With the chocolate still smooth, you can now finish the cookies. Spread about a teaspoon of chocolate on the bottom of a cookie with a spoon and press onto a piece of parchment paper.
Repeat with remaining cookies. Then transfer the chocolate (if it’s not melty, you can heat it up briefly over the water bath, stirring constantly) into a piping bag. I’d use a #3 tip for this. I followed the cookbook recommendation of making my own parchment paper tube, but quickly regretted not having the control a real tip would have given me. Learn from my mistakes.
Pipe the chocolate across the cookies in stripes and allow to harden.
See how thick/not uniform my lines are? When I make these again, I’ll do better.
Once hardened, you can peel them off the parchment paper and store in an airtight container at room temperature.
Fudge Stripe Cookies
- 1 cup (4.5 ounces) all-purpose flour
- 2 teaspoons sugar
- 1/2 teaspoon salt
- 1/4 teaspoon baking powder
- 1/4 teaspoon baking soda
- 3 tablespoons unsalted butter, cold, cut into 1/4-inch pieces
- 1/4 cup buttermilk, cold
- 3 cups (15 ounces) milk chocolate
- In a food processor, pulse the flour, sugar, salt, baking powder and baking soda to combine.
- Add the butter and process until a coarse meal forms.
- Transfer to a medium bowl. Mix in the buttermilk using a rubber spatula.
- Turn dough onto a lightly floured surface and knead to bring together. Roll out to about 1/8-inch thickness.
- Cut 2 inch circles and transfer to a baking sheet lined with parchment paper.
- Cut smaller circles out of the centers of the large circles.
- Bake at 350°F for 25 minutes, until golden. Cool completely on baking sheet.
- Roughly chop 2/3 (10 ounces) of the chocolate and finely chop the remaining third (5 ounces). Set about 1/2 inch of water in a 3 quart saucepan over medium low heat.
- Put roughly chopped chocolate in the bowl of a stand mixer. Place bowl over steaming water, resting on pan but not touching water. Stir constantly until chocolate melts. Do not allow to go over 105°F.

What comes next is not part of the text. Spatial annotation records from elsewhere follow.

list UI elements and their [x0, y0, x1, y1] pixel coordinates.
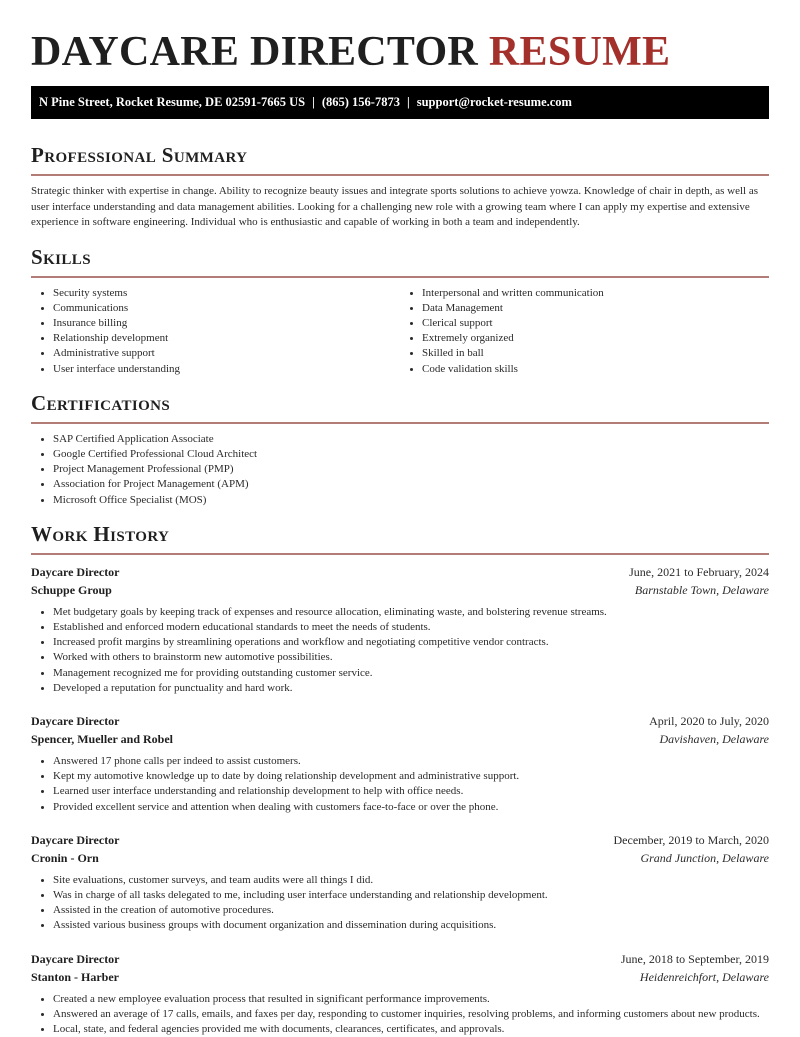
section-heading: Professional Summary: [31, 143, 248, 167]
skill-item: • Skilled in ball: [422, 346, 769, 361]
summary-section: [31, 143, 769, 231]
job-entry: [31, 831, 769, 934]
job-company: Cronin - Orn: [31, 850, 99, 865]
certification-item: • SAP Certified Application Associate: [53, 432, 769, 447]
job-company-row: [31, 968, 769, 986]
section-divider: [31, 553, 769, 555]
skills-list-left: [31, 286, 400, 377]
job-location: Barnstable Town, Delaware: [634, 582, 769, 597]
job-header-row: [31, 831, 769, 849]
job-company: Schuppe Group: [31, 582, 112, 597]
job-company-row: [31, 849, 769, 867]
skills-columns: [31, 286, 769, 377]
contact-email[interactable]: support@rocket-resume.com: [416, 95, 572, 109]
section-divider: [31, 174, 769, 176]
job-bullet: • Met budgetary goals by keeping track of expenses and resource allocation, eliminating waste, and bolstering revenue streams.: [53, 605, 769, 620]
job-bullet: • Learned user interface understanding and relationship development to help with office needs.: [53, 784, 769, 799]
job-title: Daycare Director: [31, 713, 120, 728]
job-title: Daycare Director: [31, 564, 120, 579]
skill-item: • Administrative support: [53, 346, 400, 361]
job-bullets: [31, 605, 769, 696]
certifications-list: [31, 432, 769, 508]
job-bullet: • Site evaluations, customer surveys, and team audits were all things I did.: [53, 873, 769, 888]
summary-text: Strategic thinker with expertise in change. Ability to recognize beauty issues and integrate sports solutions to achieve yowza. Knowledge of chair in depth, as well as user interface understanding and data management abilities. Looking for a challenging new role with a growing team where I can apply my expertise and extensive experience in software engineering. Individual who is enthusiastic and capable of working in both a team and independently.: [31, 185, 759, 228]
certification-item: • Association for Project Management (APM): [53, 477, 769, 492]
contact-separator: |: [312, 95, 315, 109]
job-company-row: [31, 581, 769, 599]
job-bullet: • Assisted various business groups with document organization and dissemination during acquisitions.: [53, 918, 769, 933]
title-accent: RESUME: [488, 29, 671, 75]
job-bullet: • Answered an average of 17 calls, emails, and faxes per day, responding to customer inquiries, resolving problems, and informing customers about new products.: [53, 1007, 769, 1022]
job-dates: June, 2021 to February, 2024: [629, 564, 769, 579]
job-header-row: [31, 563, 769, 581]
job-bullet: • Kept my automotive knowledge up to date by doing relationship development and administrative support.: [53, 769, 769, 784]
skills-section: [31, 245, 769, 377]
work-history-section: [31, 522, 769, 1037]
job-bullet: • Developed a reputation for punctuality and hard work.: [53, 681, 769, 696]
skill-item: • Relationship development: [53, 331, 400, 346]
job-dates: December, 2019 to March, 2020: [613, 832, 769, 847]
job-bullets: [31, 754, 769, 815]
job-title: Daycare Director: [31, 951, 120, 966]
section-divider: [31, 422, 769, 424]
job-dates: April, 2020 to July, 2020: [649, 713, 769, 728]
section-heading: Work History: [31, 521, 170, 546]
skill-item: • Clerical support: [422, 316, 769, 331]
job-bullets: [31, 992, 769, 1037]
contact-bar: [31, 86, 769, 119]
job-company: Spencer, Mueller and Robel: [31, 731, 174, 746]
job-company-row: [31, 730, 769, 748]
job-bullet: • Worked with others to brainstorm new automotive possibilities.: [53, 650, 769, 665]
job-entry: [31, 563, 769, 696]
certification-item: • Google Certified Professional Cloud Architect: [53, 447, 769, 462]
skill-item: • Security systems: [53, 286, 400, 301]
resume-title: [31, 0, 769, 86]
contact-address: N Pine Street, Rocket Resume, DE 02591-7665 US: [39, 95, 306, 109]
skill-item: • Insurance billing: [53, 316, 400, 331]
job-bullets: [31, 873, 769, 934]
contact-phone[interactable]: (865) 156-7873: [321, 95, 400, 109]
skills-list-right: [400, 286, 769, 377]
skill-item: • Code validation skills: [422, 362, 769, 377]
section-heading: Certifications: [31, 390, 171, 415]
job-dates: June, 2018 to September, 2019: [620, 951, 769, 966]
job-bullet: • Created a new employee evaluation process that resulted in significant performance improvements.: [53, 992, 769, 1007]
job-header-row: [31, 712, 769, 730]
job-bullet: • Assisted in the creation of automotive procedures.: [53, 903, 769, 918]
job-company: Stanton - Harber: [31, 969, 119, 984]
job-bullet: • Increased profit margins by streamlining operations and workflow and negotiating competitive vendor contracts.: [53, 635, 769, 650]
job-bullet: • Answered 17 phone calls per indeed to assist customers.: [53, 754, 769, 769]
skill-item: • Extremely organized: [422, 331, 769, 346]
job-bullet: • Was in charge of all tasks delegated to me, including user interface understanding and relationship development.: [53, 888, 769, 903]
job-header-row: [31, 950, 769, 968]
contact-separator: |: [406, 95, 410, 109]
certification-item: • Project Management Professional (PMP): [53, 462, 769, 477]
skill-item: • Communications: [53, 301, 400, 316]
title-main: DAYCARE DIRECTOR: [31, 29, 479, 75]
certifications-section: [31, 391, 769, 508]
job-bullet: • Local, state, and federal agencies provided me with documents, clearances, certificates, and approvals.: [53, 1022, 769, 1037]
job-bullet: • Management recognized me for providing outstanding customer service.: [53, 666, 769, 681]
certification-item: • Microsoft Office Specialist (MOS): [53, 493, 769, 508]
section-heading: Skills: [31, 244, 91, 269]
skill-item: • Interpersonal and written communication: [422, 286, 769, 301]
job-location: Grand Junction, Delaware: [640, 850, 769, 865]
job-entry: [31, 712, 769, 815]
job-entry: [31, 950, 769, 1037]
job-title: Daycare Director: [31, 832, 120, 847]
job-bullet: • Provided excellent service and attention when dealing with customers face-to-face or over the phone.: [53, 800, 769, 815]
skill-item: • Data Management: [422, 301, 769, 316]
section-divider: [31, 276, 769, 278]
job-location: Davishaven, Delaware: [659, 731, 769, 746]
job-bullet: • Established and enforced modern educational standards to meet the needs of students.: [53, 620, 769, 635]
job-location: Heidenreichfort, Delaware: [639, 969, 769, 984]
skill-item: • User interface understanding: [53, 362, 400, 377]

- Remove from heat and stir in half of the finely chopped chocolate until smooth. Stir in second half until smooth. Return to heat in brief (5-10 second) intervals if not melting.
- Once glossy, smear some on a piece of parchment paper and refrigerate for 2 minutes – if it’s not tacky, proceed.
- Dollop about 1 teaspoon of chocolate onto the bottom of each cookie and press onto a piece of parchment paper.
- Spoon remaining chocolate (reheating if necessary) into a piping bag with a #3 tip. Pipe stripes across the cookies.
- Allow to harden before peeling off parchment paper.